Program pendidikan bagi anak imbesil pada umumnya kurang berorientasi akademik dibandingkan pendidikan bagi anak tunagrahita ringan (debil). Pendidikan bagi anak imbesil lebih ditekankan pada pemberian keterampilan, sehingga mereka mampu berfungsi dalam lingkungan sosial. Karena pembagian antara anak yang tunagrahita sedang dan anak tunagrahita ringan didasarkan pada skor IQ (dengan 55 sebagai batas pembagian yang agak berubah-ubah), perbedaan program yang keras dan cepat di antara keduanya tidaklah harus dibuat, tingkat kemampuan harus dipandang sebagai suatu jarak.
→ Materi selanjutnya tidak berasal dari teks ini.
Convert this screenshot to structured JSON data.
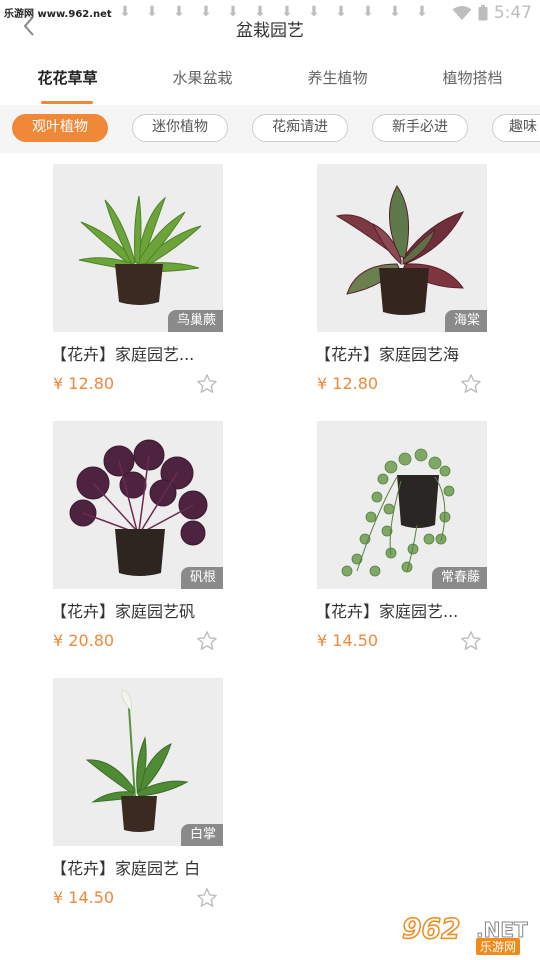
{
  "status_bar": {
    "watermark": "乐游网 www.962.net",
    "time": "5:47",
    "download_glyph": "⬇"
  },
  "header": {
    "title": "盆栽园艺",
    "back_icon": "chevron-left-icon"
  },
  "tabs": [
    {
      "label": "花花草草",
      "active": true
    },
    {
      "label": "水果盆栽",
      "active": false
    },
    {
      "label": "养生植物",
      "active": false
    },
    {
      "label": "植物搭档",
      "active": false
    }
  ],
  "chips": [
    {
      "label": "观叶植物",
      "active": true
    },
    {
      "label": "迷你植物",
      "active": false
    },
    {
      "label": "花痴请进",
      "active": false
    },
    {
      "label": "新手必进",
      "active": false
    },
    {
      "label": "趣味",
      "active": false
    }
  ],
  "products": [
    {
      "title": "【花卉】家庭园艺...",
      "badge": "鸟巢蕨",
      "price": "¥ 12.80"
    },
    {
      "title": "【花卉】家庭园艺海",
      "badge": "海棠",
      "price": "¥ 12.80"
    },
    {
      "title": "【花卉】家庭园艺矾",
      "badge": "矾根",
      "price": "¥ 20.80"
    },
    {
      "title": "【花卉】家庭园艺...",
      "badge": "常春藤",
      "price": "¥ 14.50"
    },
    {
      "title": "【花卉】家庭园艺 白",
      "badge": "白掌",
      "price": "¥ 14.50"
    }
  ],
  "watermark_logo": {
    "num": "962",
    "net": ".NET",
    "cn": "乐游网"
  },
  "colors": {
    "accent": "#f0883a",
    "badge_bg": "#6e6e6e",
    "chip_bar_bg": "#f5f5f5"
  }
}
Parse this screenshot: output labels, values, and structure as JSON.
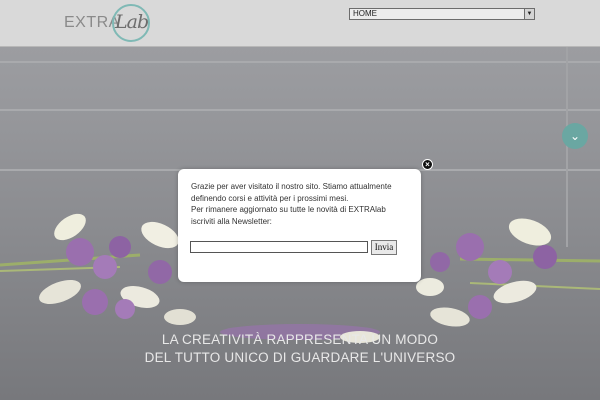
{
  "header": {
    "logo_extra": "EXTRA",
    "logo_lab": "Lab",
    "nav_select_value": "HOME"
  },
  "hero": {
    "tagline_line1": "LA CREATIVITÀ RAPPRESENTA UN MODO",
    "tagline_line2": "DEL TUTTO UNICO DI GUARDARE L'UNIVERSO"
  },
  "popup": {
    "line1": "Grazie per aver visitato il nostro sito. Stiamo attualmente",
    "line2": "definendo corsi e attività per i prossimi mesi.",
    "line3": "Per rimanere aggiornato su tutte le novità di EXTRAlab",
    "line4": "iscriviti alla Newsletter:",
    "email_value": "",
    "submit_label": "Invia"
  },
  "icons": {
    "close": "close-icon",
    "scroll_down": "chevron-down-icon",
    "select_arrow": "dropdown-arrow-icon"
  },
  "colors": {
    "accent": "#6aa7a2",
    "header_bg": "#d9d9d9"
  }
}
Dengan kata lain, anak-anak yang ber-IQ 53 tidak harus secara otomatis diberikan program pendidikan yang benar-benar berbeda dibandingkan dengan anak yang ber-IQ 57
Gearheart dan Litton dalam Hallahan dan Kauffman (1982) mencatat enam bidang muatan mata pelajaran yang diikutkan kepada petunjuk kurikulum untuk siswa imbesil, yaitu keterampilan menolong diri sendiri, keterampilan komunikasi, keterampilan sosial-personal, keterampilan pendidikan gerak/fisik-perseptual, akademika fungsional, dan keterampilan kejuruan.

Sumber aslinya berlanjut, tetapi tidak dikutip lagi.